A. Russell Romine


Russ Romine has been a lifelong champion of Kentucky’s transportation system. He began his career with the Kentucky Transportation Cabinet in 1956 when he accepted a summer job as “Levelman” in the Elizabethtown office.

In 1958, Mr. Romine transferred to Covington where he and his crew began work on Kentucky’s I-75 project at the Ohio River. A promotion in 1966 brought him to Frankfort, and in 1968 he was named Chief District Engineer for the Louisville office at the age of 33, the youngest at the time. In 1972, he returned to Frankfort as Director of Maintenance and was promoted to Assistant State
Highway Engineer for Operations in 1973, a title he held until his retirement in 1990.

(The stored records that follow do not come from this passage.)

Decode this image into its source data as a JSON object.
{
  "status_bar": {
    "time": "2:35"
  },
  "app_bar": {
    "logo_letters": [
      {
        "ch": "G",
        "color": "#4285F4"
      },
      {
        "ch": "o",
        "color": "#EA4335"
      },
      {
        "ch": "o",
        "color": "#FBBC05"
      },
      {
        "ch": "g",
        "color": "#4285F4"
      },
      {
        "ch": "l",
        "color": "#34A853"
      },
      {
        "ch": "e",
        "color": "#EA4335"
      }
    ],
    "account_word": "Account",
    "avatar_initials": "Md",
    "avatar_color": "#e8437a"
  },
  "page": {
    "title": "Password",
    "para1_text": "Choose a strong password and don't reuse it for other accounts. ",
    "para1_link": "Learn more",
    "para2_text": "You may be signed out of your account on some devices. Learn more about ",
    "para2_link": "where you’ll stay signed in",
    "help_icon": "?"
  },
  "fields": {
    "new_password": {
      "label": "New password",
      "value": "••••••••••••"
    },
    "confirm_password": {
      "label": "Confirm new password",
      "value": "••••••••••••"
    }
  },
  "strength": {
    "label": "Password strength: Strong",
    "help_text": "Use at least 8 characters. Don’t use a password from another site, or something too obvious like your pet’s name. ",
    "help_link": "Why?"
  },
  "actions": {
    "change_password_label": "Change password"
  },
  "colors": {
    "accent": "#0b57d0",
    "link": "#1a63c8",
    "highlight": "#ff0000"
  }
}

During his tenure, Mr. Romine developed and implemented an operations management system that allocated funds, equipment and manpower to the highway districts based on their work program. He also enhanced the winter maintenance program by improving salt storage throughout the state and allocating snow and ice equipment based on an established priority removal system. Mr. Romine also developed and introduced a pavement evaluation system designed to objectively assess pavement conditions and determine where maintenance funding could most effectively be used. Because of his work, Kentucky’s Interstate and Parkway system was recognized as one of the nation’s best.

Following his retirement from the public sector, Mr. Romine undertook new challenges in the private sector. He spent three years in Illinois where he led the Strategic Highway Research Program’s (SHRP) H-106 study; at the time, the most extensive pavement maintenance experiment ever conducted. This landmark study led to innovations in joint seal materials and applications, as
well as the development of Highway Maintenance Quality Assurance standards and many associated guidance manuals.

Mr. Romine returned to Kentucky in 1993 and formed Kentucky Logo Sign Group, Inc. The company became the first in the state to install logo and service informational signs at interchanges on controlled access highways. This revolutionary new concept has grown to become one of the most recognizable and popular travel aids along Kentucky roadways.